Las voces de Adriana by Elvira Navarro

Las voces de Adriana by Elvira Navarro

autor:Elvira Navarro
La lengua: spa
Format: epub
editor: Penguin Random House Grupo Editorial España
publicado: 2022-11-16T06:34:37+00:00


Su abuela empezó a demenciarse a los noventa y dos años como consecuencia de una arritmia por la que tuvo que ser ingresada en el hospital. Allí perdió la cabeza. No estaba en el hospital, decía, sino en el patio de la casa en plena noche porque un hijo le había cerrado la puerta y no la dejaba entrar. La habían abandonado en el patio, gritaba. Era imposible que entendiese que estaba en una cama. Cuando le dieron el alta, recuperó la cordura, pero solo en parte. De repente se le había olvidado cocinar, era un peligro que se hiciera un huevo frito, y en la madrugada tenía miedo de morir o de que entraran a llevársela. Oía voces; Adriana a veces especulaba con que quizás eran las mismas voces que la habían asaltado a ella. Llegaron unas cuantas cuidadoras a las que consideró intrusas que venían a robarle, especialmente en la noche, cuando el pájaro del miedo se posaba sobre ella. Las insultaba, no las dejaba comer. Ninguna aguantaba. Las hubo que se despidieron al cabo de dos o tres días. ¿Quién puede manejar a una mujer chiflada?

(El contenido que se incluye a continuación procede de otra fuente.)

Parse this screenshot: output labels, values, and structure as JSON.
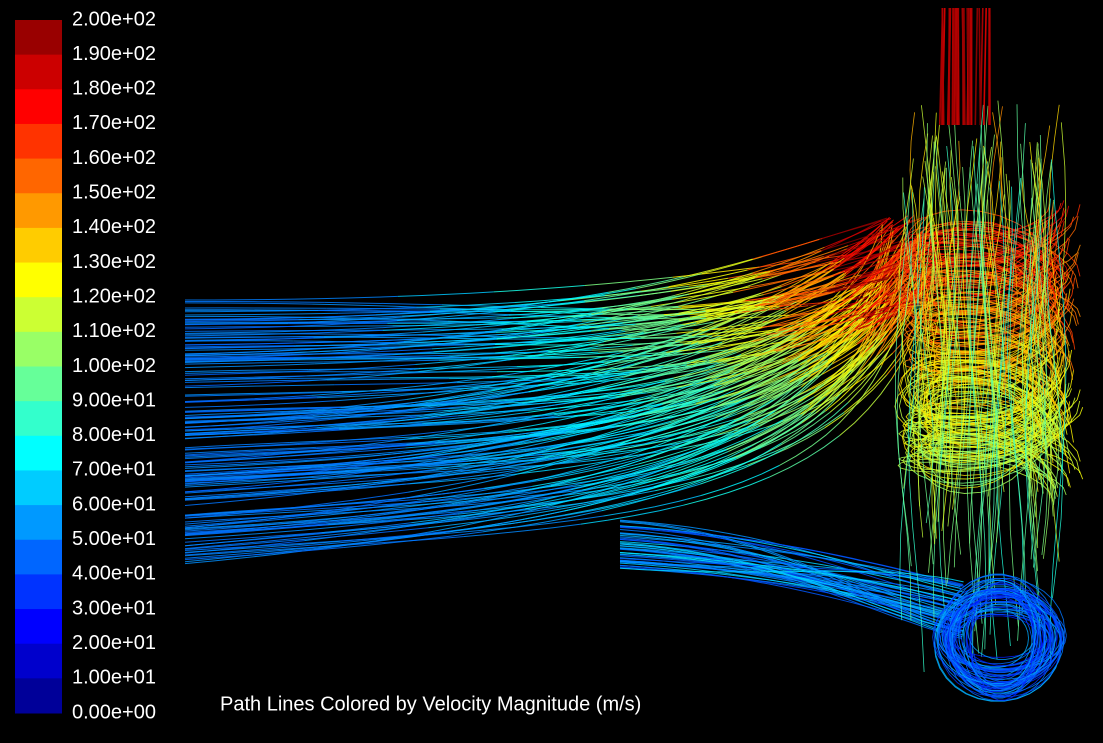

La metieron en una residencia de monjas. Allí terminó de enloquecer. Creía que las otras ancianas eran vecinas del pueblo y los pasillos de la residencia las calles. La obsesionaban dos niños que, según aseguraba, la esperaban en el campo. Debía ir a acostarles. Compartía habitación con la Niña Pepi, una vieja sorda, muda, retrasada y paralítica a la que las monjas habían recogido con siete años. Llevaba setenta en esa residencia, sin decir nada, con la boca abierta, con un extraño aspecto de desnutrida, de niña vieja de una guerra. Su abuela veía literalmente a una niña, sin duda influida por la forma en que todo el mundo llamaba a esa mujer, Niña Pepi. La palabra «niña» condicionaba su percepción. «¡Qué niña tan bonita!», le decía junto a su cama.

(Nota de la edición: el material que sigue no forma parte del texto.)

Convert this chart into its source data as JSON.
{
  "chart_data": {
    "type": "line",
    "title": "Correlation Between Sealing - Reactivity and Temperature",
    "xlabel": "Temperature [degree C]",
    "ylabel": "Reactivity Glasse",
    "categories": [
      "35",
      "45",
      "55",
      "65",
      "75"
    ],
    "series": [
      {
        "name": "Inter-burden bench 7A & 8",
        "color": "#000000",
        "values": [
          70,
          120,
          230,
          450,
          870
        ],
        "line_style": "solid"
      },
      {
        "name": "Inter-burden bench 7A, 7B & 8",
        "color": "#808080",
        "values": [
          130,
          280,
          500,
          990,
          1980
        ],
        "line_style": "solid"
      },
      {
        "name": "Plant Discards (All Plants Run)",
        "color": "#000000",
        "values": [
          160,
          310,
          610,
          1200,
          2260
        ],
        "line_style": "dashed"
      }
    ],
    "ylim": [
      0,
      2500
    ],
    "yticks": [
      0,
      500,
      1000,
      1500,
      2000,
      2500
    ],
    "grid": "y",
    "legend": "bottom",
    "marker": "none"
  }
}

En sus visitas, Adriana la acompañaba al comedor. Se sentaban frente a una señora que también tenía la cabeza ida pero que soltaba cosas extrañamente cuerdas. Mientras su abuela hablaba de los muertos como si estuvieran vivos —«Tenemos que ir a ca l’Antonia», decía, «Ahora viene mi marido», «Ayer estuve en El Mirto con mi hermano Casimiro»—, la anciana que compartía la mesa con ella le respondía en voz muy alta y solemne, como un eco: «No sé si tengo padre, madre, abuelos, hermanos. No me acuerdo de nada. Estoy hueca». Aquellas palabras eran clarividentes. Su abuela todavía no estaba hueca: la habitaban los fantasmas del pasado, seguía hecha de trozos de los suyos. Si sus recuerdos se hubieran borrado, ¿en qué se habría convertido?

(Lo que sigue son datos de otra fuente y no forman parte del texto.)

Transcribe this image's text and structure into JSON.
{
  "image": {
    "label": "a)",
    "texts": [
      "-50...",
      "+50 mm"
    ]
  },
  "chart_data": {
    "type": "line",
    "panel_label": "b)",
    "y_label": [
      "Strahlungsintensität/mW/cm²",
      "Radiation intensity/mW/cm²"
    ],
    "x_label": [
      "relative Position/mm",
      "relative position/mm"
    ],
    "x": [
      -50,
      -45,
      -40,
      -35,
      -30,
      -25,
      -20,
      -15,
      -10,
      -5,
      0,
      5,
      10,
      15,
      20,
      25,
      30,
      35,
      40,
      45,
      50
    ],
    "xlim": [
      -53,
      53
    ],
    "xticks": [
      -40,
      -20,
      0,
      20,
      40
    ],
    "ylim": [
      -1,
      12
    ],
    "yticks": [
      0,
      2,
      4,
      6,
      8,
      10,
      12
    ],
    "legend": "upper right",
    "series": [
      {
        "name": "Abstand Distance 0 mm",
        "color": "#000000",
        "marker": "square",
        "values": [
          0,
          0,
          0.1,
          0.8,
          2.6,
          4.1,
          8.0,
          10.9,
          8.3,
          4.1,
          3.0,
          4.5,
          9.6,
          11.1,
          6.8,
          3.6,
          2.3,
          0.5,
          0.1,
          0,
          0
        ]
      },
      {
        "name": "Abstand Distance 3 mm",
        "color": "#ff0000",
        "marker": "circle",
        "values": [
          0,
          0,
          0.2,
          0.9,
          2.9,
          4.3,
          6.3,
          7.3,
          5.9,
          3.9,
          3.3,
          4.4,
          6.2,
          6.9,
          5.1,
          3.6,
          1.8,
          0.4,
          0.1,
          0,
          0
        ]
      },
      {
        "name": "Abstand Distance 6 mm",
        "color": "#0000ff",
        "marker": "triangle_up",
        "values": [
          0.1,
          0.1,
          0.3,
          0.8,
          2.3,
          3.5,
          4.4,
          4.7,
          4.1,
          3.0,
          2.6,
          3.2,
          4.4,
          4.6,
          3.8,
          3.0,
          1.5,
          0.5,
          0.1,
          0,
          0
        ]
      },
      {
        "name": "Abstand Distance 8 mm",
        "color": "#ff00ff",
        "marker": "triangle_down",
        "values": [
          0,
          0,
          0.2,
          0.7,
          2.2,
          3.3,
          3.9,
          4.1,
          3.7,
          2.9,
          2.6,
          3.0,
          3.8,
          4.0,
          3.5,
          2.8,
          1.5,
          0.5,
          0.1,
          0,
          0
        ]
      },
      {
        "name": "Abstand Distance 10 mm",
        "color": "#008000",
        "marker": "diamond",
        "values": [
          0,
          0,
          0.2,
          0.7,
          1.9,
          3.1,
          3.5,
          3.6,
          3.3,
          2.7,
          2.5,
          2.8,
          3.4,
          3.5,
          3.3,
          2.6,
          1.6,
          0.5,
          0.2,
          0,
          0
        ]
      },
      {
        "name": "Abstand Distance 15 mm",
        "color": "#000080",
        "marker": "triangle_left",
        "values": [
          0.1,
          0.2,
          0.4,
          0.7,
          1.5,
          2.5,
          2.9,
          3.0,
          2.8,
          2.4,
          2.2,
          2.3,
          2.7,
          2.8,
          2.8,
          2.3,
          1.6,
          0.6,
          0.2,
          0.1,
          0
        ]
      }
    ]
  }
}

A Adriana, su nieta predilecta, dejó de reconocerla, pero no del todo: sabía que se trataba de alguien de la familia. Eso le bastaba. Era intercambiable por cualquiera de sus semillas. A Adriana le parecía ver una verdad ahí: que antes que individuos, somos lugares donde confluye todo lo que nos precede.

Cuando su abuela ingresó en la residencia, la casa se puso en venta.